Pain on the growing huge amount of data

Hi All:

I am really having the big data "headache" now as our data is growing exponentially with the expanded scope of our business. Our business is quite analytical focused so we have been using sql server for years to do data hosting, BI and others. Therefore we have bunch of codes deployed (UDF, SP) and applications like SSIS packages, SSAS cubes / analytical models, SSRS dashboards as well.

however, we are having 200 million rows every day now, and this is extremely painful to manage the data. I must say I do hate the choice of migrating to the Hadoop environment as our analytical work migration could lead to a disaster grade issue. Also we cannot move data to cloud due to the confidential agreement with the client.

My colleague is trying to use the distributed MySQL solution but I am just wondering if we can keep the Sql server environment in this situation? Any advanced techniques we could done by develop a good architecture / solution to keep our .NET solutions?

Please do help. Any comments will be really appreciated.

Cheers

July 21st, 2015 9:39am

you gave no information on the database size, database server version/edition and how is your current database architectured like files/filegroup

you said - headache in managing - is it just managing or performance too?

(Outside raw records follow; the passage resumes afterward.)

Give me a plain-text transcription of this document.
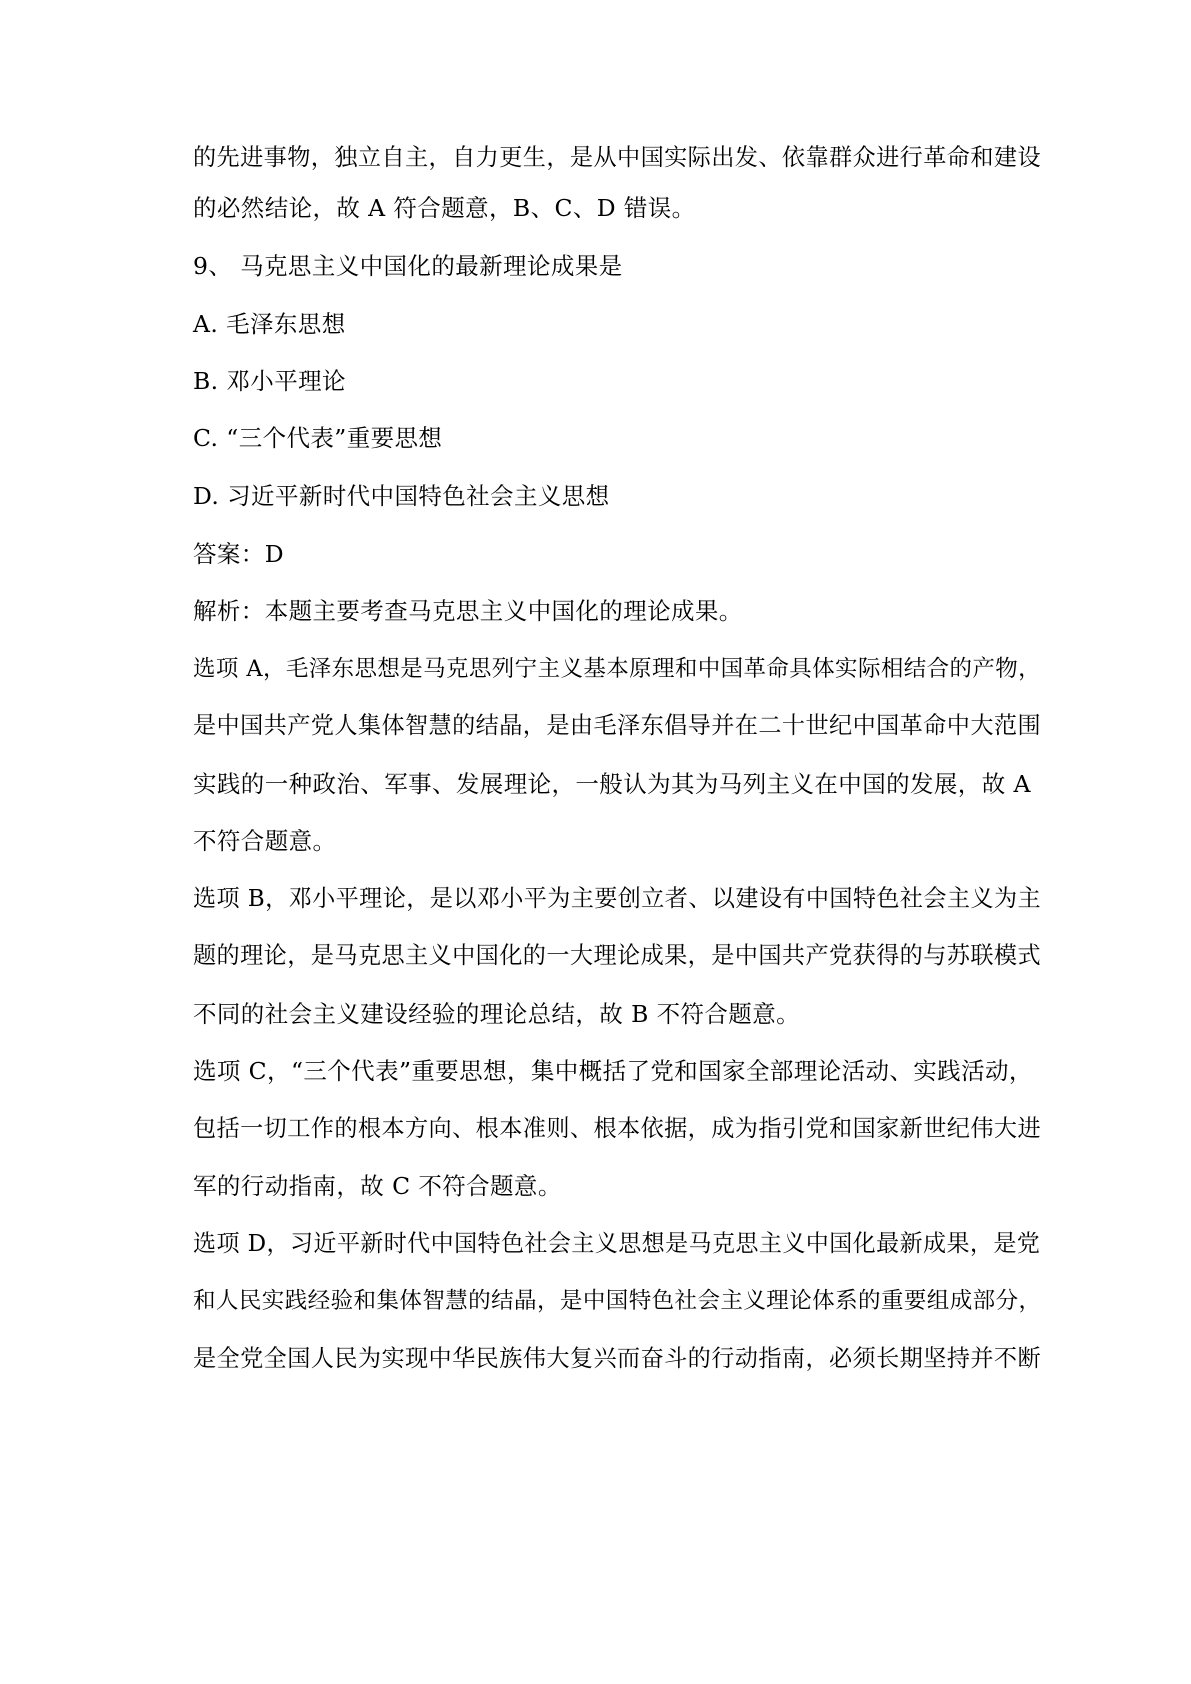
的先进事物，独立自主，自力更生，是从中国实际出发、依靠群众进行革命和建设
的必然结论，故 A 符合题意，B、C、D 错误。
9、 马克思主义中国化的最新理论成果是
A. 毛泽东思想
B. 邓小平理论
C. “三个代表”重要思想
D. 习近平新时代中国特色社会主义思想
答案：D
解析：本题主要考查马克思主义中国化的理论成果。
选项 A，毛泽东思想是马克思列宁主义基本原理和中国革命具体实际相结合的产物，
是中国共产党人集体智慧的结晶，是由毛泽东倡导并在二十世纪中国革命中大范围
实践的一种政治、军事、发展理论，一般认为其为马列主义在中国的发展，故 A
不符合题意。
选项 B，邓小平理论，是以邓小平为主要创立者、以建设有中国特色社会主义为主
题的理论，是马克思主义中国化的一大理论成果，是中国共产党获得的与苏联模式
不同的社会主义建设经验的理论总结，故 B 不符合题意。
选项 C，“三个代表”重要思想，集中概括了党和国家全部理论活动、实践活动，
包括一切工作的根本方向、根本准则、根本依据，成为指引党和国家新世纪伟大进
军的行动指南，故 C 不符合题意。
选项 D，习近平新时代中国特色社会主义思想是马克思主义中国化最新成果，是党
和人民实践经验和集体智慧的结晶，是中国特色社会主义理论体系的重要组成部分，
是全党全国人民为实现中华民族伟大复兴而奋斗的行动指南，必须长期坚持并不断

if is it just managing - like backups/disk space - you can use the concept of filegroups/files - readonly file groups - backup only read write data every day - may be partition, if your application can work with this and data compression..

performance is different some of the above mentioned will help along with right indexes/memory etc...

Free Windows Admin Tool Kit Click here and download it now
July 21st, 2015 9:46am

Thanks a lot Stan, sorry I was kind of posting as a generic data solution approach discussion.

We are using SQL SERVER 2012 Enterprise version now and migrating to a latest version is not an issue.

Sorry I am more talking about the performance issues, so we are having 200 million rows of data everyday and ideally it needs to be put into the same table. however as you know when the table gets over 200 million rows of data that could be slow so it is kind of impossible for us to put one month data into one table which could be 6 billon rows of data. This still can be solved by indexes / memories?

Really appreciated your advice.

July 21st, 2015 9:52am

Do you really need to deal with all that data? Perhaps it is possible to archive some portion of the data? 

We had a client who has  almost 2TB database,  and have not experienced with  any performance  degradation, meaning you need to have a properly created indexes.

Moreover, have you looked into partition feature in SQL Server, you can pretty easily manage the data

https://msdn.microsoft.com/en-us/library/ms190787.aspx

Free Windows Admin Tool Kit Click here and download it now
July 21st, 2015 9:59am

Sorry I am more talking about the performance issues, so we are having 200 million rows of data everyday and ideally it needs to be put into the same table. however as you know when the table gets over 200 million rows of data that could be slow so it is kind of impossible for us to put one month data into one table which could be 6 billon rows of data. This still can be solved by indexes / memories?

First you need to look at partitioned tables, just to help manage the space.

Second you need to start looking at the columnar indexing in SQL 2012, and at the in-memory tables added in SQL 2014 and enhanced in SQL 2016.  These may help you keep performance acceptable.

But, you may be operating at or beyond what SQL Server can do.  A single 6-billion row table might be manageable, but if you have a dozen of them with complex relationships with widely varying join magnitudes, you may find SQL Server simply cannot handle it.

(and of course your hardware is appropriately sized and configured, with tons of RAM and lots of SSDs, right?)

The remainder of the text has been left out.